Injuries of the chest, abdomen, and pelvis also should not be packed because these injuries tend to be very deep and cannot be reached from outside. Many of these types of injuries require surgical intervention.

How to Pack Wounds

  1. Immediately apply direct pressure to the injury. You can use your fingers, hand, elbow, or knee to apply pressure, depending on the area of the body involved, while you obtain wound packing supplies from the jump bag.
  2. Once you obtain the wound packing material you need, insert it into the wound with the fingers of one hand while maintaining direct pressure with the other hand. You are going to continue to pack the wound until you cannot get any more material into the wound.
  3. After you finish packing, apply very firm pressure to the injury for three minutes.
  4. After three minutes, place a pressure dressing over the wound and splint the area of injury to ensure the packing does not become dislodged during transport.

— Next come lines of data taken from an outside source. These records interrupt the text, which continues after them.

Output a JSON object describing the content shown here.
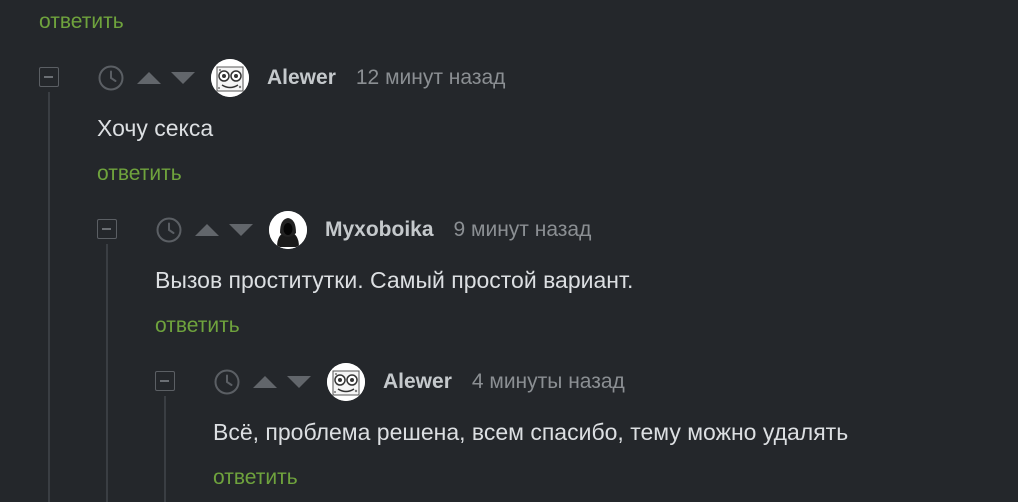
{
  "top_reply_label": "ответить",
  "comments": [
    {
      "username": "Alewer",
      "time": "12 минут назад",
      "text": "Хочу секса",
      "reply_label": "ответить",
      "avatar": "spongebob-avatar"
    },
    {
      "username": "Myxoboika",
      "time": "9 минут назад",
      "text": "Вызов проститутки. Самый простой вариант.",
      "reply_label": "ответить",
      "avatar": "hooded-figure-avatar"
    },
    {
      "username": "Alewer",
      "time": "4 минуты назад",
      "text": "Всё, проблема решена, всем спасибо, тему можно удалять",
      "reply_label": "ответить",
      "avatar": "spongebob-avatar"
    }
  ],
  "colors": {
    "background": "#24272b",
    "reply_link": "#6fa33d",
    "username": "#c5c9cc",
    "timestamp": "#8b8f93",
    "text": "#dcdfe2"
  }
}
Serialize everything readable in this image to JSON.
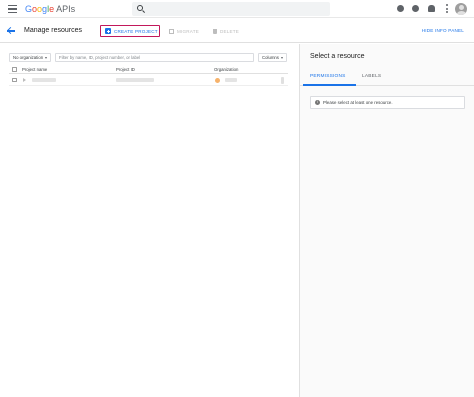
{
  "header": {
    "logo_parts": [
      "G",
      "o",
      "o",
      "g",
      "l",
      "e"
    ],
    "logo_suffix": "APIs"
  },
  "toolbar": {
    "page_title": "Manage resources",
    "create_label": "CREATE PROJECT",
    "migrate_label": "MIGRATE",
    "delete_label": "DELETE",
    "hide_panel_label": "HIDE INFO PANEL"
  },
  "filters": {
    "organization_value": "No organization",
    "filter_placeholder": "Filter by name, ID, project number, or label",
    "columns_label": "Columns"
  },
  "table": {
    "columns": [
      "Project name",
      "Project ID",
      "Organization"
    ],
    "rows": [
      {
        "name": "",
        "id": "",
        "organization": ""
      }
    ]
  },
  "info_panel": {
    "title": "Select a resource",
    "tabs": [
      {
        "label": "PERMISSIONS",
        "active": true
      },
      {
        "label": "LABELS",
        "active": false
      }
    ],
    "notice": "Please select at least one resource."
  },
  "colors": {
    "accent": "#1a73e8",
    "highlight_border": "#c2185b",
    "disabled": "#bdbdbd"
  },
  "icons": [
    "menu-icon",
    "search-icon",
    "support-icon",
    "help-icon",
    "notifications-icon",
    "more-vert-icon",
    "avatar",
    "back-arrow-icon",
    "add-box-icon",
    "migrate-icon",
    "trash-icon",
    "info-icon"
  ]
}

  5. If upon reassessment of the wound it continues to bleed and you have hemostatic agents available, it is recommended you remove the original packing material and insert fresh packing into the wound. The rationale for this is it can be assumed that you either did not pack the wound correctly the first time, or you did not get the original packing deep enough into the wound.
  6. Follow your local protocols. If you have not been properly trained or your protocols do not reflect this information, do not pack the wound.